Multiplex epigenome editing of ion channel expression in nociceptive neurons abolished degenerative IVD-conditioned media-induced mechanical sensitivity.

Abstract

Low back pain is a major contributor to disability worldwide and generates a tremendous socioeconomic impact. The degenerative intervertebral disc (IVD) has been hypothesized to contribute to discogenic pain by sensitizing nociceptive neurons innervating the disc to stimuli that is nonpainful in healthy patients. Previously, we demonstrated the ability of degenerative IVDs to sensitize neurons to mechanical stimuli; however, elucidation of degenerative IVDs discogenic pain mechanisms is required to develop therapeutic strategies that directly target these mechanisms.

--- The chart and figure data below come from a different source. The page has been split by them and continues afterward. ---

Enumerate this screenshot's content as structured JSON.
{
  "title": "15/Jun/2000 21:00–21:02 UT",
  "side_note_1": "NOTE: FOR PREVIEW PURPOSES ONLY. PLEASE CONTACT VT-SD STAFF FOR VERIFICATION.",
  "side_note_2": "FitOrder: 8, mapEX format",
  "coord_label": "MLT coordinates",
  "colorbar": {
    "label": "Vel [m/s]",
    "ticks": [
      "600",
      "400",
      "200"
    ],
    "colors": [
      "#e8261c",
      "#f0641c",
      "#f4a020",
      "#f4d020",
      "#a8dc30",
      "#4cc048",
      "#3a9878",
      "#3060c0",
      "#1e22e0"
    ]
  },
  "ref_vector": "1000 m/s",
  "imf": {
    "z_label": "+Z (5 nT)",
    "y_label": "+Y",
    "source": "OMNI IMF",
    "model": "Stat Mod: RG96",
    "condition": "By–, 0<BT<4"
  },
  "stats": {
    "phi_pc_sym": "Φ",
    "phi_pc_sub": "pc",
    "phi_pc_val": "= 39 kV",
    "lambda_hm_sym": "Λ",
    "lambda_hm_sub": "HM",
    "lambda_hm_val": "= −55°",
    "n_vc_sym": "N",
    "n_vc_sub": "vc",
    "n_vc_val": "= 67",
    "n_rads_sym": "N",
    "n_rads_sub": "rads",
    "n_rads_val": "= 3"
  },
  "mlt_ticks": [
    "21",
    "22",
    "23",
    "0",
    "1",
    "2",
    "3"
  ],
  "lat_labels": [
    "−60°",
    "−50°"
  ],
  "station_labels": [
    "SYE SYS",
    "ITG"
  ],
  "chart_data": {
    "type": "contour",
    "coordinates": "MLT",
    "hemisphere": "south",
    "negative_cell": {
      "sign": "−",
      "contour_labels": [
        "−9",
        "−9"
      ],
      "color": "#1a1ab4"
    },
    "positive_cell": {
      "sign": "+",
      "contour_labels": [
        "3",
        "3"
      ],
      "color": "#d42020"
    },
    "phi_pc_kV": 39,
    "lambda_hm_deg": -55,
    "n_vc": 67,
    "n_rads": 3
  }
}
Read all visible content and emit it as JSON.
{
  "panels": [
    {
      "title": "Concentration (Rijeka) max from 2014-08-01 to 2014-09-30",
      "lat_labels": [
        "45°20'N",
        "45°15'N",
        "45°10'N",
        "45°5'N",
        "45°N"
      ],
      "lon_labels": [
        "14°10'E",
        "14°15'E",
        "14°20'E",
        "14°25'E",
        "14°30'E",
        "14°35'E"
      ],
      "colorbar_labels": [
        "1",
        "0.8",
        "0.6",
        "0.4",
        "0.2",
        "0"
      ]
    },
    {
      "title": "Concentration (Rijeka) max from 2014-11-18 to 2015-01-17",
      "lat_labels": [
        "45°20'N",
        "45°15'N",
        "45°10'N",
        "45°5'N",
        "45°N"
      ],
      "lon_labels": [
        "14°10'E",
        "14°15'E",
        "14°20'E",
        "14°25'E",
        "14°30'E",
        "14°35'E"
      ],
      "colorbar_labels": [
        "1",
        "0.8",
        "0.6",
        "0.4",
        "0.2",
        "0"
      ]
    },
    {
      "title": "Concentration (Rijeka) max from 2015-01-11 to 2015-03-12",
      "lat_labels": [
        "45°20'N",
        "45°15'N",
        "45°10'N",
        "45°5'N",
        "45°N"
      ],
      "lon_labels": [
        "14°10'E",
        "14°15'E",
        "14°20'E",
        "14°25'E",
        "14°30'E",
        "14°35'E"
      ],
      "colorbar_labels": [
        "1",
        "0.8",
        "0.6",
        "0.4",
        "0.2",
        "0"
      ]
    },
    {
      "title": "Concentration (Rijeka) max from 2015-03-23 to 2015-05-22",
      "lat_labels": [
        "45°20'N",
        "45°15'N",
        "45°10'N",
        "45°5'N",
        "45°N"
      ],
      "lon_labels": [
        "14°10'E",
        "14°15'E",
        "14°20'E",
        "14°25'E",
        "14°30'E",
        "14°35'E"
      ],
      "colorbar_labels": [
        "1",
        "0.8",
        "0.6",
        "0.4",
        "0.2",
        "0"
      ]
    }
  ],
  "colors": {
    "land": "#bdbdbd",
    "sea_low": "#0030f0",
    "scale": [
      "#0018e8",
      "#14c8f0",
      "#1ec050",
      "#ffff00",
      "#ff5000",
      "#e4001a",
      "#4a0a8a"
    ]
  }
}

In this study, we utilized CRISPR epigenome editing of nociceptive neurons to identify mechanisms of degenerative IVD-induced changes to mechanical nociception and demonstrated the ability of multiplex CRISPR epigenome editing of nociceptive neurons to modulate inflammation-induced mechanical nociception. Utilizing an in vitro model, we demonstrated degenerative IVD-produced IL-6-induced increases in nociceptive neuron activity in response to mechanical stimuli, mediated by TRPA1, ASIC3, and Piezo2 ion channel activity. Once these ion channels were identified as mediators of degenerative IVD-induced mechanical nociception, we developed singleplex and multiplex CRISPR epigenome editing vectors that modulate endogenous expression of TRPA1, ASIC3, and Piezo2 via targeted gene promoter histone methylation. When delivered to nociceptive neurons, the multiplex CRISPR epigenome editing vectors abolished degenerative IVD-induced mechanical nociception while preserving nonpathologic neuron activity. This work demonstrates the potential of multiplex CRISPR epigenome editing as a highly targeted gene-based neuromodulation strategy for the treatment of discogenic pain, specifically; and, for the treatment of inflammatory chronic pain conditions, more broadly.